Anak-anak zaman dulu, guru dan lainnya adalah alam. Mereka bermain di luar bersama teman-teman dengan permainan tradisional yang membuat mereka aktif bergerak dan berinteraksi sosial.
- Kebutuhan pokok kuota. Kebutuhan pokok bukan lagi sembako, kini telah bertambah satu jenis lagi dan itu menjadi yang utama, yaitu kuota. Dari bapak-bapak, ibu-ibu, hingga anak-anak, mereka menganggap kuota sebagai kebutuhan utama. Anak bisa mengamuk ke orang tua bila tidak dibelikan kuota sehingga permainan gimnya terhenti karena kehabisan kuota.
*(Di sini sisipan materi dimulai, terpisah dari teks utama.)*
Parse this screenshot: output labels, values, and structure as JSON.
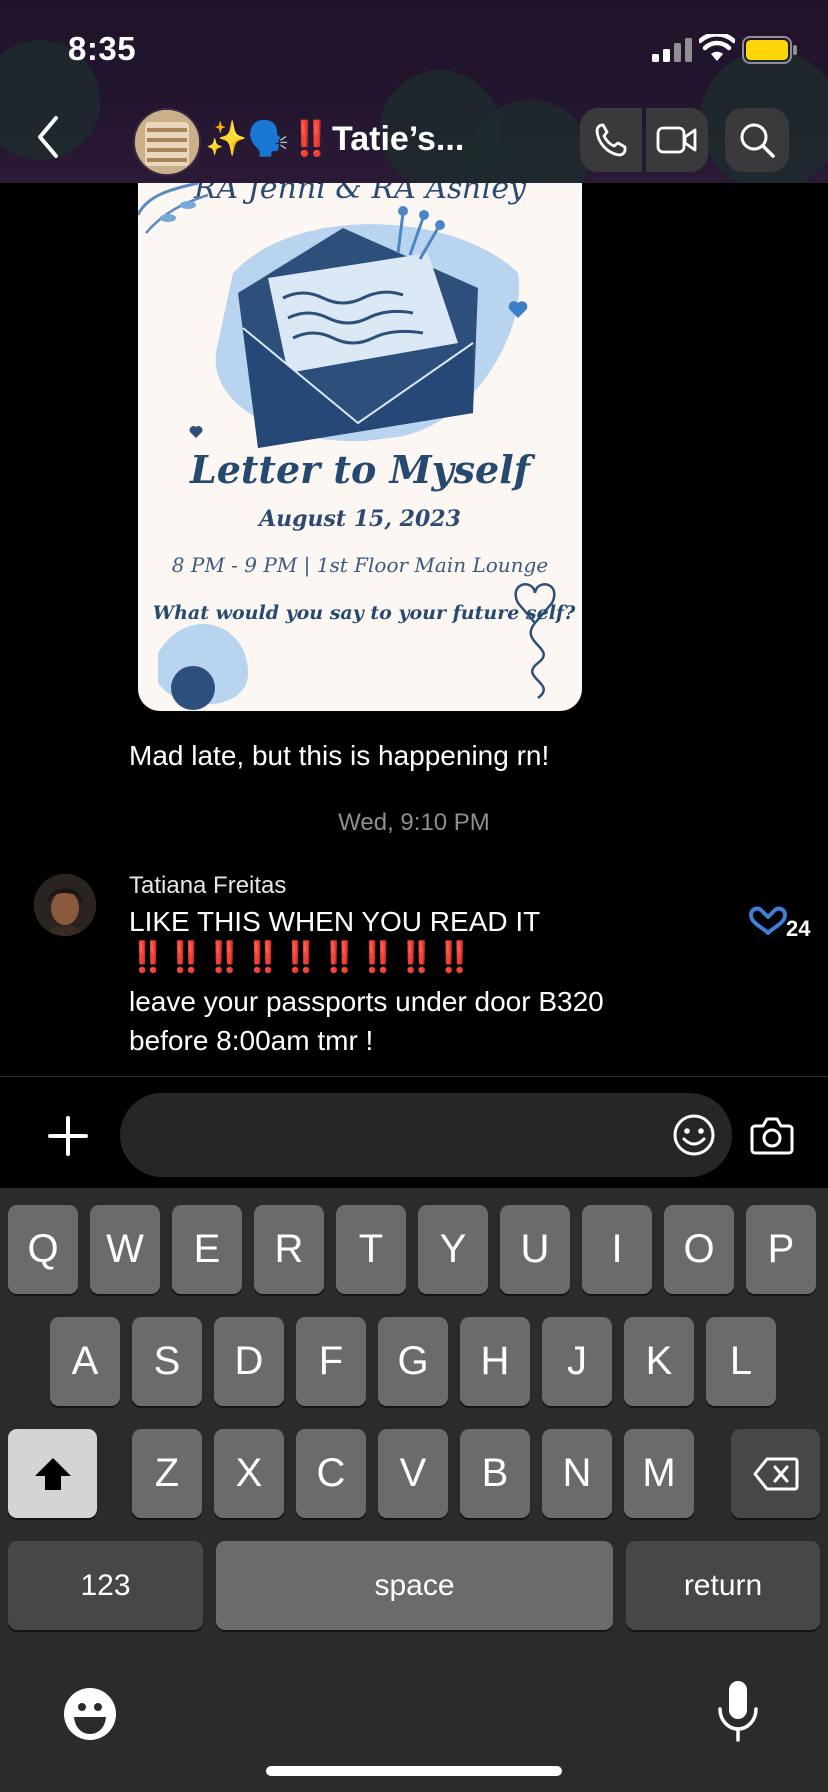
{
  "status_bar": {
    "time": "8:35"
  },
  "header": {
    "title": "✨🗣️‼️Tatie’s..."
  },
  "poster": {
    "top_text": "RA Jenni & RA Ashley",
    "title": "Letter to Myself",
    "date": "August 15, 2023",
    "time_place": "8 PM - 9 PM | 1st Floor Main Lounge",
    "question": "What would you say to your future self?"
  },
  "messages": {
    "caption": "Mad late, but this is happening rn!",
    "timestamp": "Wed, 9:10 PM",
    "sender": "Tatiana Freitas",
    "line1": "LIKE THIS WHEN YOU READ IT",
    "line2": "‼️‼️‼️‼️‼️‼️‼️‼️‼️",
    "line3": "leave your passports under door B320",
    "line4": "before 8:00am tmr !",
    "reaction_count": "24"
  },
  "composer": {
    "placeholder": ""
  },
  "keyboard": {
    "row1": [
      "Q",
      "W",
      "E",
      "R",
      "T",
      "Y",
      "U",
      "I",
      "O",
      "P"
    ],
    "row2": [
      "A",
      "S",
      "D",
      "F",
      "G",
      "H",
      "J",
      "K",
      "L"
    ],
    "row3": [
      "Z",
      "X",
      "C",
      "V",
      "B",
      "N",
      "M"
    ],
    "numbers": "123",
    "space": "space",
    "return": "return"
  },
  "colors": {
    "accent_reaction": "#3d7fd9",
    "exclamation": "#e0191b",
    "battery": "#ffd60a"
  }
}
Kebutuhan pokok pada zaman kakek nenek dulu, benar-benar kebutuhan dasar untuk kelangsungan hidup, tidak aneh-aneh, menjalani hidup secara bersahaja dan menikmati kedamaian. Bahan makanan diambil dari apa yang disediakan alam tanpa cemaran kimiawi sehingga mereka memiliki keluhuran budi.
Generasi Emas
Memperbaiki pola didik adalah hal mendesak sebelum budi pekerti benar-benar akan mati oleh sebab perilaku adiksi terhadap teknologi.